Red Three MoundsA traditional Chinese home-style dish made with pork, tofu, and greens, simmered to create a rich, savory flavor.
Tengchong Great Rescue RideTengchong Da Jiujia is a fried rice dish made with rice, eggs, ham, and green onions. Rice and beaten eggs are stir-fried together, then diced ham and green onions are added and mixed evenly before serving.
Mint Beef RollsMint Beef Rolls is a unique dish featuring tender beef slices wrapped in fresh mint leaves. To prepare, slice the beef thinly, combine with refreshing mint leaves, and marinate with appropriate seasonings to infuse flavor. Finally, roll the marinated beef into cylindrical shapes and cook until done.

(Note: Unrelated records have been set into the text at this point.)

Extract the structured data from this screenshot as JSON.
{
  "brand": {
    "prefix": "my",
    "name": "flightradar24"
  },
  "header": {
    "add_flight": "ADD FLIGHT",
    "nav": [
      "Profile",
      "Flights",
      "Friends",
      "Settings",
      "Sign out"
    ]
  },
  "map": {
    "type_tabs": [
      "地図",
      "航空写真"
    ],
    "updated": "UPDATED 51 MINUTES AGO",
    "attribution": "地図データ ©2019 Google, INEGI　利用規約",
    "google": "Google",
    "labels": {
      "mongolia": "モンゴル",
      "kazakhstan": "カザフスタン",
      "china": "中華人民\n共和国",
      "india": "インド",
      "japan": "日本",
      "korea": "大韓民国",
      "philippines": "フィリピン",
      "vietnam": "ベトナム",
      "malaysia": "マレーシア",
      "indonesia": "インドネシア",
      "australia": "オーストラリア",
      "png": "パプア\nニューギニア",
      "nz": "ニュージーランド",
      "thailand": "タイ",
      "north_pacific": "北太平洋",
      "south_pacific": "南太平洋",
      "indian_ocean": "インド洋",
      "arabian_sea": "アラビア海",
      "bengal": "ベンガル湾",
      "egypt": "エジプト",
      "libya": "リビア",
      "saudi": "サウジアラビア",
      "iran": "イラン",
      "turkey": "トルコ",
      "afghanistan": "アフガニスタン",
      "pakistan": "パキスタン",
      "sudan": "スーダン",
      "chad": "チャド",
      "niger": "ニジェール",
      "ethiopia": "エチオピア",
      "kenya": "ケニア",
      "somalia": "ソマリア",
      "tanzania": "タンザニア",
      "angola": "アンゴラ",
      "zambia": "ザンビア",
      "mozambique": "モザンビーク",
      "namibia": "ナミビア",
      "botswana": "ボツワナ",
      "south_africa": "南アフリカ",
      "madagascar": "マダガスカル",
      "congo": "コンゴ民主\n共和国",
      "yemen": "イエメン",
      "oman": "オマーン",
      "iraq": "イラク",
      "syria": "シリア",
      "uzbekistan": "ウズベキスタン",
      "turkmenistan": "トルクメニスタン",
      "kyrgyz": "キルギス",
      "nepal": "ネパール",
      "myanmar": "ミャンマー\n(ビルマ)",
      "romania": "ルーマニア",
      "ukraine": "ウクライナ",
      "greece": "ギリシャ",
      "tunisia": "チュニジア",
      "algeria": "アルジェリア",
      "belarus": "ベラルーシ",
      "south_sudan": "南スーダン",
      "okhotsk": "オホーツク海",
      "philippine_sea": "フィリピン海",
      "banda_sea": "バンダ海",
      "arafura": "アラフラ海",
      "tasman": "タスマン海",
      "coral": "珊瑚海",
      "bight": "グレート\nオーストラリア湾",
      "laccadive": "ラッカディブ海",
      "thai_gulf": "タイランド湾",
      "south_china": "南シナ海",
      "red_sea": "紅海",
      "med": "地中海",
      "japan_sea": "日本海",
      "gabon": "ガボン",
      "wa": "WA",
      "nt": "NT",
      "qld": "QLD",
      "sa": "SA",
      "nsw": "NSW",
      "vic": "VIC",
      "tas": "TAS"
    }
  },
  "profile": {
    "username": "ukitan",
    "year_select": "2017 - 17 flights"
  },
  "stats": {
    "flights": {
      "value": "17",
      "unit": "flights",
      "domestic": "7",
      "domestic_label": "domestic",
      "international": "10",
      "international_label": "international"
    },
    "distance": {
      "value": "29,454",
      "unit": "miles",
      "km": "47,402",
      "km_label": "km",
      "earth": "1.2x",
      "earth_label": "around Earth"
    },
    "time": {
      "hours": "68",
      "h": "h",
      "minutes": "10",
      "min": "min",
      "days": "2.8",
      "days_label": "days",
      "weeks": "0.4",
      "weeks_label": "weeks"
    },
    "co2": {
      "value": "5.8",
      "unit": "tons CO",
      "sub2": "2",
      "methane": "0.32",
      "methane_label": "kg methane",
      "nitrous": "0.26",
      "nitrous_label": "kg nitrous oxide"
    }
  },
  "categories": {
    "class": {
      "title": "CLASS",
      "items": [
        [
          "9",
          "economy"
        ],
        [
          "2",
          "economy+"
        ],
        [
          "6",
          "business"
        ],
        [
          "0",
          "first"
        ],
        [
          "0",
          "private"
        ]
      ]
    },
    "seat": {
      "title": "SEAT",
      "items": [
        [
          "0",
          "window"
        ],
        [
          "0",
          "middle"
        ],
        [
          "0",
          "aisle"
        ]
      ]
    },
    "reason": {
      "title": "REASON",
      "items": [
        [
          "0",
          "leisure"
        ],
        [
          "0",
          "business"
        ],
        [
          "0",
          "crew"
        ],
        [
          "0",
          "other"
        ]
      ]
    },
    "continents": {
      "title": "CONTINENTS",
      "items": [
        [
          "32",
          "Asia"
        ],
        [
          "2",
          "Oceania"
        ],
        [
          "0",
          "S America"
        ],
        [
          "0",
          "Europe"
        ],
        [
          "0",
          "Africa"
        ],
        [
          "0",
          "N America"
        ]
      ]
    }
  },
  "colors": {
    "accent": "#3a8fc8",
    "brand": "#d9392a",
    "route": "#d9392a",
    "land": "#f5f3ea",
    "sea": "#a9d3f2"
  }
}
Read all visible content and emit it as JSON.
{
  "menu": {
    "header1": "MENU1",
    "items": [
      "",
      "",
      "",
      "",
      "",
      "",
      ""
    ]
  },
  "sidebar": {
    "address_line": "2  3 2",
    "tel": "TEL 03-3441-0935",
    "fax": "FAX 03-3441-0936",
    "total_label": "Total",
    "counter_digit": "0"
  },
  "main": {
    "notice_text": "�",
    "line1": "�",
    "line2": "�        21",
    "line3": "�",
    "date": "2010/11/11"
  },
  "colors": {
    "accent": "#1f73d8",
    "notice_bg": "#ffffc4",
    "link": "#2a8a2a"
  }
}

Wild Mushroom Hot PotA hot pot featuring a variety of fresh wild mushrooms simmered in broth, offering rich aroma and nutritional benefits.
Spicy Sour Fish in Golden SoupGolden sour cabbage fish features tender fish meat and tangy pickled mustard greens, served in a rich golden broth. The fish is sliced thinly, the pickled mustard greens chopped, and both are simmered with spices and seasonings until the broth becomes deeply flavorful and the fish is perfectly cooked, showcasing an enticing golden hue.